LUCE | Visões opacas

Atualizado: 18 de abr. de 2021


Octavia Spencer, Kelvin Harrison Jr. e Naomi Watts em cena do filme Luce (2019), de Julius Onah | Foto: Divulgação

Diferentemente do significado na origem latina do nome de seu personagem-título, nada é tão translúcido em Luce (2019), um filme que joga luz sobre a ambivalência que a sociedade contemporânea trata questões de raça, gênero, classe e tantas mais, ao mesmo tempo em que não deseja iluminar nenhuma resposta clara para os questionamentos de sua trama e reflexões que provoca no espectador.


O cenário, porém, parece perfeito no início de seu quadro, quando o público é apresentado ao protagonista sendo louvado por todos ao seu redor após seu discurso em um evento escolar.
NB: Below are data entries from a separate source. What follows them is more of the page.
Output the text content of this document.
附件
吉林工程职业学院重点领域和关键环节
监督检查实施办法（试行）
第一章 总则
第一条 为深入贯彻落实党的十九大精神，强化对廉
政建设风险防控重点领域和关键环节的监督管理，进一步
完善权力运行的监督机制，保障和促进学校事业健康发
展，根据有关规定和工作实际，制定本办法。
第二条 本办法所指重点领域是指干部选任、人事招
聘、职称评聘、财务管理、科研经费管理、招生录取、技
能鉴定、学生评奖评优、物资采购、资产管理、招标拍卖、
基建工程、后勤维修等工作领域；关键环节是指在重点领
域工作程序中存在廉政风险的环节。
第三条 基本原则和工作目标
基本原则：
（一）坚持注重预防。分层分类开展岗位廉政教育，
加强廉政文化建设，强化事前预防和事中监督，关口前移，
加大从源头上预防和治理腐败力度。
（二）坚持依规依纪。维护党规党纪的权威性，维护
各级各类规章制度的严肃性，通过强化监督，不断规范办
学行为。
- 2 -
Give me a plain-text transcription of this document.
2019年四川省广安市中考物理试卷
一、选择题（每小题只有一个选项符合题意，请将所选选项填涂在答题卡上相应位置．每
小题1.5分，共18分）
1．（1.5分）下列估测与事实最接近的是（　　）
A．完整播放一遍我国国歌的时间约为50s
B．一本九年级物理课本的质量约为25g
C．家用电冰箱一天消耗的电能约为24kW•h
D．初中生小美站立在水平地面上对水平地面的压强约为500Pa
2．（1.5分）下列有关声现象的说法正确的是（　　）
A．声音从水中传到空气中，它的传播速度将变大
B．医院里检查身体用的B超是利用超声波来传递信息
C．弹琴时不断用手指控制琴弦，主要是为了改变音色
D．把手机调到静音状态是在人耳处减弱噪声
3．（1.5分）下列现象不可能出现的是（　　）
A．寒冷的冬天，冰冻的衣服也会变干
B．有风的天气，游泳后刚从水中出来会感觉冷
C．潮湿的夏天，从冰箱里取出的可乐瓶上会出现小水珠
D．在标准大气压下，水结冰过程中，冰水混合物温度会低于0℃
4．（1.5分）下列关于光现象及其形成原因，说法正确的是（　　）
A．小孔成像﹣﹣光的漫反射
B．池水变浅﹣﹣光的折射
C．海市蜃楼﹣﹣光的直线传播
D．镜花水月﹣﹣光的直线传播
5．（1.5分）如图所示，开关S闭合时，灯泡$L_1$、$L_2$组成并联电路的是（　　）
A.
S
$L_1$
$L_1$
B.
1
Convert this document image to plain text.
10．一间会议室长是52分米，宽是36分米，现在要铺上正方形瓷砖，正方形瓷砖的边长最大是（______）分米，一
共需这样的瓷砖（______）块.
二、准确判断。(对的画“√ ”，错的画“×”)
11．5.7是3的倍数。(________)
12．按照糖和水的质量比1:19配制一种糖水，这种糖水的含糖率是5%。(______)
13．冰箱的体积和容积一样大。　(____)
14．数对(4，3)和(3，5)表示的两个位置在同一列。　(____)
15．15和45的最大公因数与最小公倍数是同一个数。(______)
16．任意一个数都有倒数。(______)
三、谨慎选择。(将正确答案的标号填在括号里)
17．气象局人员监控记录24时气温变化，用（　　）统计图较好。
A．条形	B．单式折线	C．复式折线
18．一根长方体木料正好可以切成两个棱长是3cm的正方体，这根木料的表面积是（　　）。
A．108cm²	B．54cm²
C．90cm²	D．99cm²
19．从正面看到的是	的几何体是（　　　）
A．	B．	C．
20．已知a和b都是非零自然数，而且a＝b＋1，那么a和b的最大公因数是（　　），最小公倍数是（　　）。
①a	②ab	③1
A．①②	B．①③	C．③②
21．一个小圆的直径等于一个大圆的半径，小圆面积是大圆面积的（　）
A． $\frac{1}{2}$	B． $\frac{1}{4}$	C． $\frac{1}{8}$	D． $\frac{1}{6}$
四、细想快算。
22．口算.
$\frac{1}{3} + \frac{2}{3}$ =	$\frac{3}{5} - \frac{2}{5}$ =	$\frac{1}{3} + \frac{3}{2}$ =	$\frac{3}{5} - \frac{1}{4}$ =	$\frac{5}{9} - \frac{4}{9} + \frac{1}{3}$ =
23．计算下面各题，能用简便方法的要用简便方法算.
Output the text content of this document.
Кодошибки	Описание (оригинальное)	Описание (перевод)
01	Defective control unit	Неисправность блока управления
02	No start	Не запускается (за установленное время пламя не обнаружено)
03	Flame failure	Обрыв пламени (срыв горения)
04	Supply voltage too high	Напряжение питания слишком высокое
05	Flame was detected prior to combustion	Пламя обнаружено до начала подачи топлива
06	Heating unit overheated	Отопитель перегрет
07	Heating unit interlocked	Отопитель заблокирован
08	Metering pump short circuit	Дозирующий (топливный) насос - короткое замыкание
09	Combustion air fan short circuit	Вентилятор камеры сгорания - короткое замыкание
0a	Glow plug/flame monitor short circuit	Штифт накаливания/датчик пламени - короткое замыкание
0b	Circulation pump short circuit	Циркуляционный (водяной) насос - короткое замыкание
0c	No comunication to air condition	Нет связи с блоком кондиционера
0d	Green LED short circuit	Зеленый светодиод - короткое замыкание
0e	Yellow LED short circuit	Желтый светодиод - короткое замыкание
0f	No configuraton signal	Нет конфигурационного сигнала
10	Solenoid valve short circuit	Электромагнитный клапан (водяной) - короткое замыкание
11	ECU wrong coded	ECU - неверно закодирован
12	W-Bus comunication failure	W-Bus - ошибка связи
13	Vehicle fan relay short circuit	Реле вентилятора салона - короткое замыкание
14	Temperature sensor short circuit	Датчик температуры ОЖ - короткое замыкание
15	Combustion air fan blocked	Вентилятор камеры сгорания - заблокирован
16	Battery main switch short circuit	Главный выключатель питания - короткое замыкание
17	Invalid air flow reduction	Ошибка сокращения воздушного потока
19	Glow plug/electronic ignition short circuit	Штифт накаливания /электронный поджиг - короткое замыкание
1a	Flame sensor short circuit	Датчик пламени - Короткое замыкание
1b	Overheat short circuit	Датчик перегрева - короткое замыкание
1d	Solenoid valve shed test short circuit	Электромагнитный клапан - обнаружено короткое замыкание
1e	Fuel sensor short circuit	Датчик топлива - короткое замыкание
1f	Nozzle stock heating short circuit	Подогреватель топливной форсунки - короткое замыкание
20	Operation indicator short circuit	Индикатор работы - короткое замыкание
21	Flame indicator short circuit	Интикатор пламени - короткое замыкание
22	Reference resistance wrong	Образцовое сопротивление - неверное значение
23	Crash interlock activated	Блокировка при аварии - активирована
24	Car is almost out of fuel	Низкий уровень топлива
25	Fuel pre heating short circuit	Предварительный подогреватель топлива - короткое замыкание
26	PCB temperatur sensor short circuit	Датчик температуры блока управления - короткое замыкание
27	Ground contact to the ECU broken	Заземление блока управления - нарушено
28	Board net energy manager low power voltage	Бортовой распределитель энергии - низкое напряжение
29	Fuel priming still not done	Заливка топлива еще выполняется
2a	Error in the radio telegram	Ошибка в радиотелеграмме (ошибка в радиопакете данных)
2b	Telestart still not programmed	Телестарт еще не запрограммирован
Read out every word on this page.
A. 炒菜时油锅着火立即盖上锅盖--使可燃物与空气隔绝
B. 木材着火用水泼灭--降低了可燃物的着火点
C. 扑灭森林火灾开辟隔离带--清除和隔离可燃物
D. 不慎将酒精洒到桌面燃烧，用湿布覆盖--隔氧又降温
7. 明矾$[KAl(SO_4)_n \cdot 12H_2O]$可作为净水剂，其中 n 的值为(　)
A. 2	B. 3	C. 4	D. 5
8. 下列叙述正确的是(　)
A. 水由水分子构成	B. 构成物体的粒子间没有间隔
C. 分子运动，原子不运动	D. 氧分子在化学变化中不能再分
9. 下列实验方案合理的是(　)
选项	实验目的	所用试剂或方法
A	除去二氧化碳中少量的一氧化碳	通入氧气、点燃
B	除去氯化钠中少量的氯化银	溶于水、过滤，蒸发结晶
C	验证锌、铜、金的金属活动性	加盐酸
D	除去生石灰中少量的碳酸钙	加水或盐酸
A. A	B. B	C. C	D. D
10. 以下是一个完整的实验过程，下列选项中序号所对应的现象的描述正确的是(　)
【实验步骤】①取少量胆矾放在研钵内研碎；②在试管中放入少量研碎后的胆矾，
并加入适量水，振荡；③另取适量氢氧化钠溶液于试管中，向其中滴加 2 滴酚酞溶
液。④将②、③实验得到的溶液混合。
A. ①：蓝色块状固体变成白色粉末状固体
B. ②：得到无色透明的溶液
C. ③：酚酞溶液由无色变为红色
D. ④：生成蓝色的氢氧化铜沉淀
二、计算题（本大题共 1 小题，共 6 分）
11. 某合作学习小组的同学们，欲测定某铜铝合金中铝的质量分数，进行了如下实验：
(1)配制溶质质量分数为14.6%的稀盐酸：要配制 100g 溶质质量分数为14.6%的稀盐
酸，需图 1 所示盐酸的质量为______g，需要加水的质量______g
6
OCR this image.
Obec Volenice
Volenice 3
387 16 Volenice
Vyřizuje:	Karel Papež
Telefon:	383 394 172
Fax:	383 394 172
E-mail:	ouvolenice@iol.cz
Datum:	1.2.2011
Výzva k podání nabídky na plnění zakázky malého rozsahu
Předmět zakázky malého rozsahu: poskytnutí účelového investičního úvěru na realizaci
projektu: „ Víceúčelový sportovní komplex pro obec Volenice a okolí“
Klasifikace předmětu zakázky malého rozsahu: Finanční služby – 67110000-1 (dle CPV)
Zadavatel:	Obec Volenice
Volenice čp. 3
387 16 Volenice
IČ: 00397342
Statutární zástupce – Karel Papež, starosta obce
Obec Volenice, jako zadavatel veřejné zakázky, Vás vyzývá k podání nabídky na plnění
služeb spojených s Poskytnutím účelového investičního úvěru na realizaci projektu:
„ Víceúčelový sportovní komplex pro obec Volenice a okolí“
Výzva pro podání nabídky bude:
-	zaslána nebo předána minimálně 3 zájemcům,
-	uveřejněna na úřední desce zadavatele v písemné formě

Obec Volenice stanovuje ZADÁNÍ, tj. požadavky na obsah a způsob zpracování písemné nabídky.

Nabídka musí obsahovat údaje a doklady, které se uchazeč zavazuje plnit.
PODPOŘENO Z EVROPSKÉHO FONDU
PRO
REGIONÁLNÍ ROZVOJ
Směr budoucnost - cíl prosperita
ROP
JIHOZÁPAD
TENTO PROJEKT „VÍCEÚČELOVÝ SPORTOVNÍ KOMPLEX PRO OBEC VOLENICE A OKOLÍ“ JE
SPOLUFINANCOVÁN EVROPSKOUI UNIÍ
A força de sua oratória é só um dos predicados do currículo excepcional de Luce (Kelvin Harrison Jr.), um jovem negro que se encaixa, ou foi encaixado, no típico papel do estudante exemplar de passado trágico, já que foi resgatado de uma zona de guerra na África, no caso da Eritreia, e adotado por um casal branco norte-americano, Amy e Peter Edgar (Naomi Watts e Tim Roth), que passou anos cuidando de seus traumas até ele chegar nesse nível de excelência que esperam dele.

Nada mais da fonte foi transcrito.